ICONIC ARCHITECTURE : Transformation du Vapor Cortès - Prodis 1923
Date de parution : 02.06.2026
Ceci est une traduction adaptée d'un texte original rédigé par Marta Rodríguez Bosch
Par HArquitectes. De l’industriel au social.
Une architecture engagée dans la réutilisation et la durabilité. À forte valeur sociale, le projet devient un outil précieux pour améliorer la vie de la communauté et des individus.

Réhabiliter, réutiliser, régénérer.
Le projet de transformation de l’ancien Vapor Cortès à Terrassa, Barcelone, destiné à accueillir les nouvelles installations de la fondation Prodis - réalisé par l’agence HArquitectes - incarne l’une des voies clés privilégiées par l’architecture contemporaine : travailler avec ce qui existe déjà, valoriser chaque élément et matériau trouvé, encourager une économie de ressources, trouver les clés de l’adaptabilité, dans un engagement global en faveur de la durabilité.


Le projet intervient dans d’anciennes halles industrielles des XIXe et XXe siècles et allie valeur culturelle et sociale. Il naît de la volonté de la fondation Prodis - une entité consacrée à l’accompagnement d’adultes en situation de handicap intellectuel, de troubles mentaux ou de paralysie cérébrale - de réintégrer la communauté et de transformer le regard porté sur eux.
En réponse à ces enjeux, HArquitectes met en œuvre une première stratégie : rétablir la rue centrale d’origine entre les deux bâtiments industriels, occupée au fil des années par des constructions hybrides.

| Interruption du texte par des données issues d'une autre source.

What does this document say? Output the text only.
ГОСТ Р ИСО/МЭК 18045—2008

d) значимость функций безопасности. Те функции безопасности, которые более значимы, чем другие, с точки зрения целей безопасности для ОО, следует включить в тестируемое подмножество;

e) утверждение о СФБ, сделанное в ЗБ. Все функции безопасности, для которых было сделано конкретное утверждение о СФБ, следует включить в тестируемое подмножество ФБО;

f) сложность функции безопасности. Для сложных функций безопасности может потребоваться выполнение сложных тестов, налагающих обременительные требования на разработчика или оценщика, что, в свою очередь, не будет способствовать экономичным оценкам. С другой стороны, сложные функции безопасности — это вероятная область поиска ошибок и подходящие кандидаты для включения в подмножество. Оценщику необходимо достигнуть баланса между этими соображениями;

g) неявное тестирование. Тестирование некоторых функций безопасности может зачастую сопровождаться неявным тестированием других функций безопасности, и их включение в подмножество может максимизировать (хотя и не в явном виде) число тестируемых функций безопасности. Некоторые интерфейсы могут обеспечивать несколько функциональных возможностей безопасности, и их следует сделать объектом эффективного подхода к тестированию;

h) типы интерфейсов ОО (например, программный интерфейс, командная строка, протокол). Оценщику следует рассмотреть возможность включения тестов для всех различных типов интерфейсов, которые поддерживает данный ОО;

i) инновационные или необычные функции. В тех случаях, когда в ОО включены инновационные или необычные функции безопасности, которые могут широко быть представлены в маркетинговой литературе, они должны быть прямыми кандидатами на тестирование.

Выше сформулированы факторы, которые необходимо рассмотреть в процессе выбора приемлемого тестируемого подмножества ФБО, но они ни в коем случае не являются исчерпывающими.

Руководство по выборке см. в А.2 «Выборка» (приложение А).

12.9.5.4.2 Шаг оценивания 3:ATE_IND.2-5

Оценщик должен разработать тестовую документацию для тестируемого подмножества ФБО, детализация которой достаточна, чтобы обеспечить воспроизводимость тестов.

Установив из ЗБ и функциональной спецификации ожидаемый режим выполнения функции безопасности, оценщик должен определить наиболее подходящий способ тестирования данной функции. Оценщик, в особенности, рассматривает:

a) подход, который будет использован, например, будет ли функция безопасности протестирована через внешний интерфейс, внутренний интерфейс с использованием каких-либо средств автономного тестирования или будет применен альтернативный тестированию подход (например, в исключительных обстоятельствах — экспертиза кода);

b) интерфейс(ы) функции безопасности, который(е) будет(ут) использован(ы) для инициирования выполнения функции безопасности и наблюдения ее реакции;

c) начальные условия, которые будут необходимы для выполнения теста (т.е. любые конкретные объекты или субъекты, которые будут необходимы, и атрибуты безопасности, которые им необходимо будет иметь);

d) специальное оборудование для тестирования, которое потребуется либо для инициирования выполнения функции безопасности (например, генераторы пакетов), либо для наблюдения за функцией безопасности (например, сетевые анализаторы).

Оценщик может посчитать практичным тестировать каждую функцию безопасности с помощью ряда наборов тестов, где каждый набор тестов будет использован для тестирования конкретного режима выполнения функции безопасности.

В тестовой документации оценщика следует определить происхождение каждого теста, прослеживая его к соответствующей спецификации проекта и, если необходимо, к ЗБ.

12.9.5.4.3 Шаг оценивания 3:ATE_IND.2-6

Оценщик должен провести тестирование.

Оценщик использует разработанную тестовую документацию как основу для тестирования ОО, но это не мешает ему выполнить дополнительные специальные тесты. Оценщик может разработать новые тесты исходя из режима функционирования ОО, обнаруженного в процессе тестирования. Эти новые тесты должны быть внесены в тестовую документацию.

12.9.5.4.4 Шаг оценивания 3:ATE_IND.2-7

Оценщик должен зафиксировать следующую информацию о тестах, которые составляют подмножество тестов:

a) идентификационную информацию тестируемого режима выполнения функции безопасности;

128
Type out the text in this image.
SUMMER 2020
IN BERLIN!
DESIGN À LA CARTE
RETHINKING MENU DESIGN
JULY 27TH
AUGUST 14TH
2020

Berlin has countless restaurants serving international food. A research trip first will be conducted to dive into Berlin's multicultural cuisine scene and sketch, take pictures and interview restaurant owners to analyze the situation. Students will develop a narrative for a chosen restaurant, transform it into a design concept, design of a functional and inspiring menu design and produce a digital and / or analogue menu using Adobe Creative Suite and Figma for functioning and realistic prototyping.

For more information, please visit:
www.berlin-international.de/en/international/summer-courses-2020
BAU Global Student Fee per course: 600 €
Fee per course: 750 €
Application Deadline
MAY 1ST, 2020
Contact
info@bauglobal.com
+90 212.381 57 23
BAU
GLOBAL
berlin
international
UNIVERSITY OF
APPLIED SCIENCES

En lui redonnant le statut de passage public, le projet renforce son ouverture vers la ville.
C’est à partir de cet axe que s’organisent toutes les circulations et les activités du centre. « C’est une rue née de la démolition sélective des couvertures, mais qui continue d’évoquer son histoire, encore visible dans les murs et les poutres transversales », soulignent les auteurs.

À l’intérieur, HArquitectes organise la subdivision des zones du grand espace longitudinal de chaque halle en y intégrant les nouveaux renforts structurels nécessaires. En conservant les fermes d’origine, caractéristiques de la construction préexistante, ils ont conçu un entrecroisement entre les structures anciennes et nouvelles, générant des motifs spatiaux suspendus. À partir de là, ils hiérarchisent l’espace en maintenant une continuité du plan, tout en préservant l’échelle compacte des halles telle qu’elle existait dans leur usage antérieur.
Les programmes les plus fermés sont placés dans des volumes qui agissent comme des piliers épaissis et supportent le poids des nouvelles poutres principales. Grâce à de grands puits de lumière centraux, les espaces principaux sont qualifiés et mis en valeur, encadrés par ce nouvel ordre structurel mixte.
« La lumière et la structure - soulignent HArquitectes - établissent un lien intense avec l’environnement et nous aident, d’une certaine manière, à nous sentir partie intégrante du monde. Ressentir la force de la gravité ou les variations de la qualité de la lumière naturelle nous transporte vers une dimension plus émotionnelle. Nous sommes convaincus que cette institution a besoin de retrouver cette dimension existentielle. »
La résolution de l’isolation thermique conformément aux exigences énergétiques actuelles au niveau de la toiture, ainsi que l’absorption acoustique, les ventilations naturelles, les murs Trombe et les protections solaires, garantissent un bon fonctionnement passif. Un escalier en gradins, situé à l’une des extrémités du bâtiment, résout la différence de niveau entre deux parties de la ville et permet d’accéder aux espaces complémentaires du niveau inférieur. Conçu comme une gradin-agora, il est utilisé pour différents événements et acquiert une dimension culturelle urbaine.


C’est sans aucun doute un projet exemplaire qui s’inscrit dans l’architecture emblématique du XXIᵉ siècle. Non pas celle de l’icône en tant qu’image frappante, propre au XXᵉ siècle, mais comme symbole de service à la communauté et de respect de l’environnement.
Lors d’une visite au Vapor, l’équipe professionnelle de Prodis a affirmé que, selon des observations partagées, cette architecture a changé la vie des personnes. « Le nombre d’épisodes et de crises a diminué jusqu’à 30 % depuis l’entrée dans le nouveau bâtiment, améliorant ainsi le bien-être des 150 usagers », expliquent-ils.
Le projet a reçu plusieurs distinctions au cours de l’année passée : le prix de la XVIIe Biennale espagnole d’architecture et d’urbanisme (BEAU), le Prix FAD de réhabilitation, ainsi que le Prix Casa de la Arquitectura (catégorie Cohésion). Il a également figuré parmi les sept finalistes de la dernière édition des Prix européens d’architecture Mies van der Rohe.